Dickie’s departure is the latest blow to BrewDog, and with its current financial struggles, it’s unclear what the future holds for the brand. Though the industry as a whole is facing a number of challenges, it’s possible that Brits are just bored with the BrewDog schtick.

VP Pro Take

In Silicon Valley, there are two main types of start-up founders: business founders, and technical founders. Ideally, they find each other, with the latter’s coding skills and hands-on production complementing the former’s fundraising charisma and big-picture vision. This isn’t always the case in the brewing industry, but it was the case at BrewDog, with Dickie doing the brewing and Watt charming the press (not to mention thousands of “equity punks” along the way.) “I’m responsible for production and James is in charge of all the other things,” Dickie told The Scotsman in a 2014 interview. “That’s one of the best things about it.”

But all good things come to an end, and while plenty of the embattled Scottish firm’s critics would no doubt quarrel over just how “good” the partnership had been for anybody beside those two and their bank accounts, it has now come to an end, as well.

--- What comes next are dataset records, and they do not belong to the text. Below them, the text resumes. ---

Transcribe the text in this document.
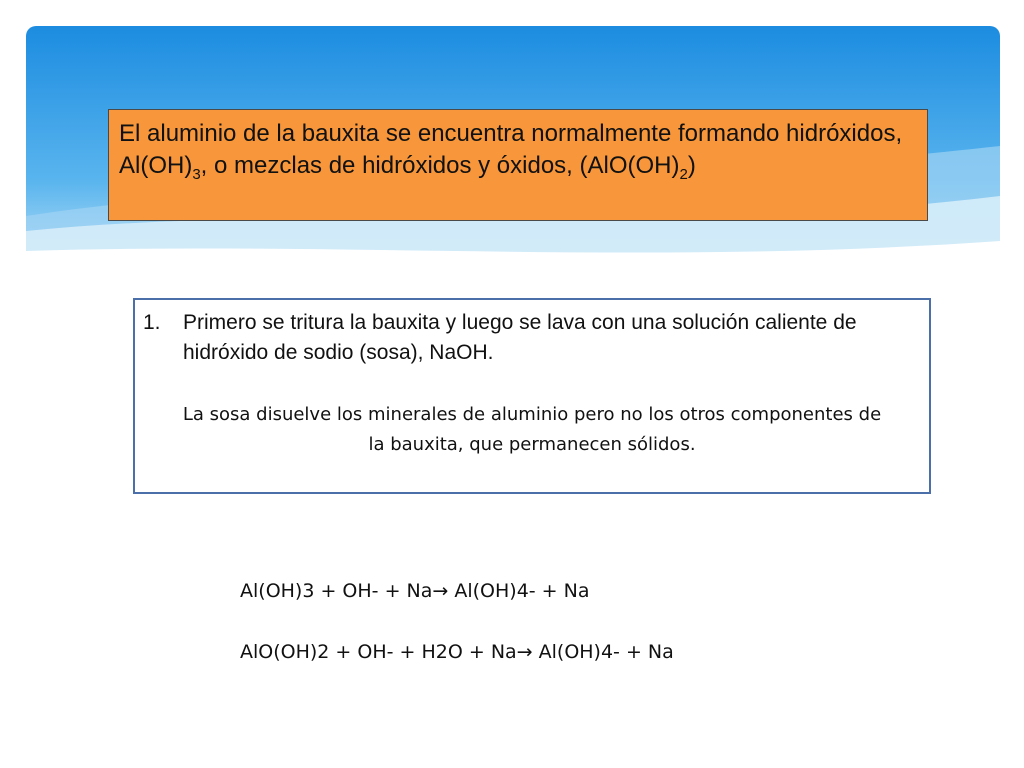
El aluminio de la bauxita se encuentra normalmente formando hidróxidos, $Al(OH)_3$, o mezclas de hidróxidos y óxidos, $(AlO(OH)_2)$
1.	Primero se tritura la bauxita y luego se lava con una solución caliente de hidróxido de sodio (sosa), NaOH.
La sosa disuelve los minerales de aluminio pero no los otros componentes de la bauxita, que permanecen sólidos.
Al(OH)3 + OH- + Na→ Al(OH)4- + Na
AlO(OH)2 + OH- + H2O + Na→ Al(OH)4- + Na
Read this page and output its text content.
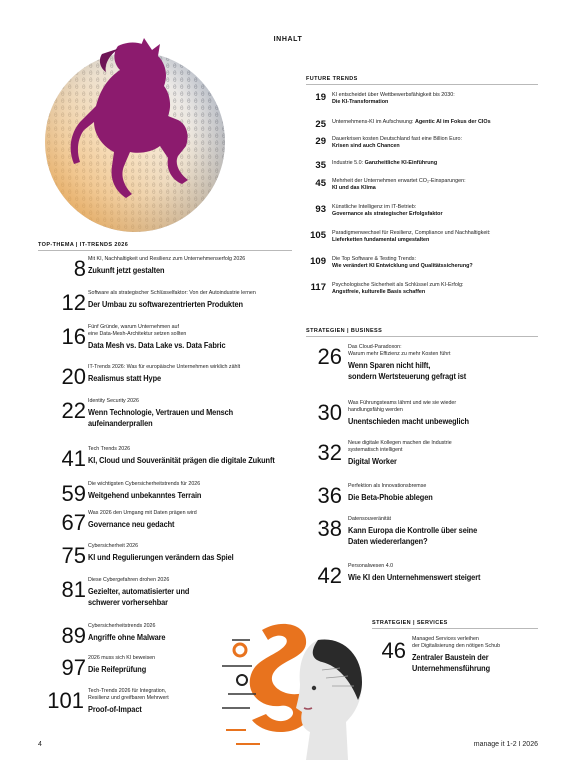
INHALT
TOP-THEMA | IT-TRENDS 2026
8 Mit KI, Nachhaltigkeit und Resilienz zum Unternehmenserfolg 2026
Zukunft jetzt gestalten
12 Software als strategischer Schlüsselfaktor: Von der Autoindustrie lernen
Der Umbau zu softwarezentrierten Produkten
16 Fünf Gründe, warum Unternehmen auf
eine Data-Mesh-Architektur setzen sollten
Data Mesh vs. Data Lake vs. Data Fabric
20 IT-Trends 2026: Was für europäische Unternehmen wirklich zählt
Realismus statt Hype
22 Identity Security 2026
Wenn Technologie, Vertrauen und Mensch
aufeinanderprallen
41 Tech Trends 2026
KI, Cloud und Souveränität prägen die digitale Zukunft
59 Die wichtigsten Cybersicherheitstrends für 2026
Weitgehend unbekanntes Terrain
67 Was 2026 den Umgang mit Daten prägen wird
Governance neu gedacht
75 Cybersicherheit 2026
KI und Regulierungen verändern das Spiel
81 Diese Cybergefahren drohen 2026
Gezielter, automatisierter und
schwerer vorhersehbar
89 Cybersicherheitstrends 2026
Angriffe ohne Malware
97 2026 muss sich KI beweisen
Die Reifeprüfung
101 Tech-Trends 2026 für Integration,
Resilienz und greifbaren Mehrwert
Proof-of-Impact
FUTURE TRENDS
19 KI entscheidet über Wettbewerbsfähigkeit bis 2030:
Die KI-Transformation
25 Unternehmens-KI im Aufschwung: Agentic AI im Fokus der CIOs
29 Dauerkrisen kosten Deutschland fast eine Billion Euro:
Krisen sind auch Chancen
35 Industrie 5.0: Ganzheitliche KI-Einführung
45 Mehrheit der Unternehmen erwartet CO₂-Einsparungen:
KI und das Klima
93 Künstliche Intelligenz im IT-Betrieb:
Governance als strategischer Erfolgsfaktor
105 Paradigmenwechsel für Resilienz, Compliance und Nachhaltigkeit:
Lieferketten fundamental umgestalten
109 Die Top Software & Testing Trends:
Wie verändert KI Entwicklung und Qualitätssicherung?
117 Psychologische Sicherheit als Schlüssel zum KI-Erfolg:
Angstfreie, kulturelle Basis schaffen
STRATEGIEN | BUSINESS
26 Das Cloud-Paradoxon:
Warum mehr Effizienz zu mehr Kosten führt
Wenn Sparen nicht hilft,
sondern Wertsteuerung gefragt ist
30 Was Führungsteams lähmt und wie sie wieder
handlungsfähig werden
Unentschieden macht unbeweglich
32 Neue digitale Kollegen machen die Industrie
systematisch intelligent
Digital Worker
36 Perfektion als Innovationsbremse
Die Beta-Phobie ablegen
38 Datensouveränität
Kann Europa die Kontrolle über seine
Daten wiedererlangen?
42 Personalwesen 4.0
Wie KI den Unternehmenswert steigert
STRATEGIEN | SERVICES
46 Managed Services verleihen
der Digitalisierung den nötigen Schub
Zentraler Baustein der
Unternehmensführung
4	manage it 1-2 I 2026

Officially, at least. Unofficially, the self-styled Bad Lads o’ Lager appeared to be grinding through an unspoken divorce for at least the past half a decade. When I first started reporting on BrewDog, about 10 years ago, Dickie was still an active participant in the firm’s notorious — and depressingly effective — publicity stunts. But as I began investigating its Equity for Punks crowdfunding scheme in early 2021, I was struck by how much of BrewDog’s narrative had come to reflect Watt’s singular public persona, rather than their scrappy Scottish start-up partnership. His absence only became more conspicuous as Watt became more noxious to his workers, former fans in the media, and even some rank-and-file “punks.”

“We need a photo of Martin Dickie holding today’s newspaper for proof-of-life,” I joked to a colleague a couple years ago, as Watt floundered and BrewDog’s scandals really began to spill out. The technical cofounder was barely in the picture.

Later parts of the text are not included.